Penyebaran terorisme melalui bahasa Arab harus dilihat secara konstektual. Satu pihak bahasa Arab digunakan secara resmi di PBB. Di pihak lain bahasa Arab dipakai kelompok terorisme.
“Terkait dengan bahasa Arab, tentu saya sangat respek dengan bahasa tersebut. Ada perbedaan konteks bahasa Arab sebagai alat komunikasi resmi di PBB (Perserikatan Bangsa-Bangsa, Red) dengan penggunaannya sebagai bahasa sehari-hari dalam pergaulan suatu bangsa yang sudah memiliki bahasa nasional, seperti halnya bahasa kita, bahasa Indonesia,” kata pengamat intelijen Susaningtyas Nefo Handayani Kertopati kepada wartawan, Rabu (8/9/2021).
Ia pun meminta maaf bila ada yang tidak setuju atas pernyataannya terkait bahasa Arab. “Dalam hal ini, mohon maaf bila ada yang tidak sependapat dengan saya,” kata dia.
Dikatakan, dalam webinar yang diselenggarakan medcom dirinya menyampaikan apa adanya berbagai temuan terkait dengan embrio terorisme dan radikalisme, termasuk cikal bakalnya yang tumbuh berkembang diawali dari dunia pendidikan di Indonesia. “Hal ini yang saya utarakan pada webinar tersebut,” katanya.
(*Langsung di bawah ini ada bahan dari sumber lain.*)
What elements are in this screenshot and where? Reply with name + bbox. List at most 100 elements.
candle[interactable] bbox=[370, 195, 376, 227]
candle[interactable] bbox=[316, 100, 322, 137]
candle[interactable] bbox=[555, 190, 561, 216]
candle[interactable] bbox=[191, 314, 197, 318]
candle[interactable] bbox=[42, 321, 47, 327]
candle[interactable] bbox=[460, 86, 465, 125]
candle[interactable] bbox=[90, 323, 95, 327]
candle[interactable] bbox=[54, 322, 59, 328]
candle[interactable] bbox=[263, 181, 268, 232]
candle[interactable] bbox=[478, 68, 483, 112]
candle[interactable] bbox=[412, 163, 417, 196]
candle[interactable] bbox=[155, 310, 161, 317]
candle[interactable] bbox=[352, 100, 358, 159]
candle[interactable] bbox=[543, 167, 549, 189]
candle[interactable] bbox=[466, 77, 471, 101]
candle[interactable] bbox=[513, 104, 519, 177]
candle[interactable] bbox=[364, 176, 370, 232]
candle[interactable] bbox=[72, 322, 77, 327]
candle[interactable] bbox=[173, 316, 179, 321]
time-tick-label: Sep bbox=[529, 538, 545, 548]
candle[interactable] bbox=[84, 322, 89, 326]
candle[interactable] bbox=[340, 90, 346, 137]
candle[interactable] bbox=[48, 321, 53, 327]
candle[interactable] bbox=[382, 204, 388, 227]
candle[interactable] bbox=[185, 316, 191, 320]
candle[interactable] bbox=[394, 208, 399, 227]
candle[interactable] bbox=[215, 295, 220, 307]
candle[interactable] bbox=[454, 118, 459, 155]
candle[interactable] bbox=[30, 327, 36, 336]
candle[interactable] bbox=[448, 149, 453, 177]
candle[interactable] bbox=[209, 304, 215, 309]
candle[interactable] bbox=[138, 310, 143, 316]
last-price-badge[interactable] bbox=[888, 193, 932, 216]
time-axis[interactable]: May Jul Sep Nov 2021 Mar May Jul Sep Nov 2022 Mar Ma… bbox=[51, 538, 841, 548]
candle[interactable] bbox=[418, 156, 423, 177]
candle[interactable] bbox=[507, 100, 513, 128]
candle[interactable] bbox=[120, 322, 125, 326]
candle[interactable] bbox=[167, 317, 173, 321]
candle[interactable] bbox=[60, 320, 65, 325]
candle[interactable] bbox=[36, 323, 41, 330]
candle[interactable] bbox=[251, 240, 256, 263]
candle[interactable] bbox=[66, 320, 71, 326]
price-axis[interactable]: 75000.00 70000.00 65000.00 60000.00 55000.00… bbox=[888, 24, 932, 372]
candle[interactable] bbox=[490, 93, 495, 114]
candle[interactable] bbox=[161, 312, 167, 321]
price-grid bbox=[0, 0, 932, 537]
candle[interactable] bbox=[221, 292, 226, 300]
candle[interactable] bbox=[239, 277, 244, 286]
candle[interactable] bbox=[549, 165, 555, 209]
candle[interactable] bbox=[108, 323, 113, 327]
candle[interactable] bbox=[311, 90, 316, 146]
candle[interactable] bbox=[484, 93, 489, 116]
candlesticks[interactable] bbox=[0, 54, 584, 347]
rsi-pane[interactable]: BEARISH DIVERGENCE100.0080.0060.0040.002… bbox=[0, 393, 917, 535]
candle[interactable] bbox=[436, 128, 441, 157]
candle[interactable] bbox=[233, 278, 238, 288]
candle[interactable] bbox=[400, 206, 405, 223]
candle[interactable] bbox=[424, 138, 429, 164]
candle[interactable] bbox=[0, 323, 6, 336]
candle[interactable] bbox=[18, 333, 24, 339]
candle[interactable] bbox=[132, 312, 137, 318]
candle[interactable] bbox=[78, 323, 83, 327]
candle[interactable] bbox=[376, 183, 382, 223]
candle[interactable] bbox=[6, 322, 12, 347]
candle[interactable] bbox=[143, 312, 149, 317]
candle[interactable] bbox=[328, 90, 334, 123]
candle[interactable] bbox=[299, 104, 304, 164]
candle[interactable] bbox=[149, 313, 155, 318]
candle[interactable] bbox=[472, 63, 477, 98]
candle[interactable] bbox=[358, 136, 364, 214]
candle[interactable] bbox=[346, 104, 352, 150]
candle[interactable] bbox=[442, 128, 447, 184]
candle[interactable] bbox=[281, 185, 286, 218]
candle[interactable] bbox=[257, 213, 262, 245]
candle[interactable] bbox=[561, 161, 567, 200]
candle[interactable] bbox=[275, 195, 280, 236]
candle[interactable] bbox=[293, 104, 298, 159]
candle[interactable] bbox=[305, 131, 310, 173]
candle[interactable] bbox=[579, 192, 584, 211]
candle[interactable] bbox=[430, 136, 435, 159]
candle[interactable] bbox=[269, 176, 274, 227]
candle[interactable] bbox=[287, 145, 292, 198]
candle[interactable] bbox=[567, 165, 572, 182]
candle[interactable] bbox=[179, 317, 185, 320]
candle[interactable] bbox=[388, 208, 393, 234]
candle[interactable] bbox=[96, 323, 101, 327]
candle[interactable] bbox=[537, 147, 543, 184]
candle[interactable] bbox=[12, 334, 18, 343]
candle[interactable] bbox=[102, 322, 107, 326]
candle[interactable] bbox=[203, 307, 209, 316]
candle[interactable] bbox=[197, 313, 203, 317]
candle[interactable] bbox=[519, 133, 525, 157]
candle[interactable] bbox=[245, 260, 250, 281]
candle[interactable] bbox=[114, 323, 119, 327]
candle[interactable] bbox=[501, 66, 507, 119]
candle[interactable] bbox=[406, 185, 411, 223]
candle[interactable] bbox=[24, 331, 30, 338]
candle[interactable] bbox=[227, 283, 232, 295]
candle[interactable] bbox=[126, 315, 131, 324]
Tentu saja, kata Nuning, tidak semua lembaga pendidikan berbasis Islam itu bisa dikatakan sebagai embrio radikalisme atau bahkan Taliban. Masih ada yang mengikuti peraturan perundangan yang berlaku di negara ini. Apalagi, ujarnya, soal (radikalisme di dunia) pendidikan itu sudah ada banyak lembaga yang melakukan riset.